An LSTM-Based Outlier Detection Approach for IoT Sensor Data in Hierarchical Edge Computing
Somia Bibi, Chafiq Titouna, Faiza Titouna, Farid Naït‐Abdesselam · 2023
Outlier detection in sensor data has recently gained significant recognition, particularly with the proliferation of wireless sensor networks (WSNs) and the Internet of Things (IoT). Several challenges face outlier detection in WSNs and IoTs, including sensor nodes’ limited energy and processing capabilities and high communication costs. This paper presents a novel deep learning-based outlier detection method for IoT sensor data in hierarchical edge computing. First, we proposed a hierarchical edge computing framework to save energy, provide load balance, and low latency data processing at sensor nodes.
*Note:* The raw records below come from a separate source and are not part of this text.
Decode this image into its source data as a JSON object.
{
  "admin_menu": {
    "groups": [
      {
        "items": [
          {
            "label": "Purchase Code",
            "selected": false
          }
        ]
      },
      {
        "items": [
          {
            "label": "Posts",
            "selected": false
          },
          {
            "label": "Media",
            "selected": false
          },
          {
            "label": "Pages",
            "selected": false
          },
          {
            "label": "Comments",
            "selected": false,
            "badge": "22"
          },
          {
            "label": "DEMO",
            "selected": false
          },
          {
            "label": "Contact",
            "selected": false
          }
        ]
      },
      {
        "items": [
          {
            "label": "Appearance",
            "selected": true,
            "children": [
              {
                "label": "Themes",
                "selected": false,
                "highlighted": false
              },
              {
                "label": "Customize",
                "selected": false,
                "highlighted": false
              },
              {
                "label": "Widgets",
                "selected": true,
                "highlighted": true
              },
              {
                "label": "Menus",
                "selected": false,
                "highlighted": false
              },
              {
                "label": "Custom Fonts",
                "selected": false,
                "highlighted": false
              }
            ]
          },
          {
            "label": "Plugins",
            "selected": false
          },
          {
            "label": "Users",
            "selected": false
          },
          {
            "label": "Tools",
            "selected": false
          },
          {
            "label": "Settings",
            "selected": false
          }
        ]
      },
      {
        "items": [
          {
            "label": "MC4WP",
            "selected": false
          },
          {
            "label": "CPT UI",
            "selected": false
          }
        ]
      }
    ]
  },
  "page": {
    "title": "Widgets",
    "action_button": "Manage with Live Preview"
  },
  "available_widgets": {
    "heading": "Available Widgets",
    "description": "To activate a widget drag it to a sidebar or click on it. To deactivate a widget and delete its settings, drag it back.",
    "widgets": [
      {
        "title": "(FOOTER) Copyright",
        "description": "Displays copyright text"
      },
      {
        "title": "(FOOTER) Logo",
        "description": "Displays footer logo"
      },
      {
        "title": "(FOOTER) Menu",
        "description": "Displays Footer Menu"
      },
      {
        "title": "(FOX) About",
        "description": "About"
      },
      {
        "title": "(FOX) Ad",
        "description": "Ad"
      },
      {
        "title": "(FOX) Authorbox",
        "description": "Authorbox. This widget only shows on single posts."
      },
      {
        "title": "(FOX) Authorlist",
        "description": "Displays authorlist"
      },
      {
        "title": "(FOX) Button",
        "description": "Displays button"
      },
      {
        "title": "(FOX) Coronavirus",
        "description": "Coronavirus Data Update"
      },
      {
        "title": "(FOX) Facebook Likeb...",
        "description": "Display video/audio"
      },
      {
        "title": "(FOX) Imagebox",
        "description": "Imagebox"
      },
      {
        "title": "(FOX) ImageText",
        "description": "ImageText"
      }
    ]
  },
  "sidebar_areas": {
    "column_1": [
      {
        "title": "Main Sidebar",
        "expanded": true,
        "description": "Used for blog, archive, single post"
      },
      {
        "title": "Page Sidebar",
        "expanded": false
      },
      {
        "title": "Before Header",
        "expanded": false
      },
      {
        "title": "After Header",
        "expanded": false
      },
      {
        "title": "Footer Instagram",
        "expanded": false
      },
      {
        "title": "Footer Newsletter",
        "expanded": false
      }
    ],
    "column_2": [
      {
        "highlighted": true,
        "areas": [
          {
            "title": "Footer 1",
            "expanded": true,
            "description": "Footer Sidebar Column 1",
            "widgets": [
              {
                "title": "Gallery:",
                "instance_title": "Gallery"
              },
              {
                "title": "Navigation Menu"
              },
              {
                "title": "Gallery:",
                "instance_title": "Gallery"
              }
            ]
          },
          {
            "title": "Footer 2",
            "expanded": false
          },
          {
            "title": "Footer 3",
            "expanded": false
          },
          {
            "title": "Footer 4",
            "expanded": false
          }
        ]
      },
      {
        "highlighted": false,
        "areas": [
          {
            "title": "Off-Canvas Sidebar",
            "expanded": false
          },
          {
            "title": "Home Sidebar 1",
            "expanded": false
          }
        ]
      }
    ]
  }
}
Then, we designed an outlier detection algorithm that resides on each edge server. The proposed algorithm consists of two modules: a predictor model and an outlier detector. The predictor module uses Long Short-Term Memory networks (LSTM) to forecast the subsequent data measurements of sensor nodes. The predicted values are then passed to an outlier detector module, which decides whether a data measurement is an outlier. The proposed method is evaluated on twelve different datasets. The simulation results provided by our proposal are promising in terms of a set of metrics.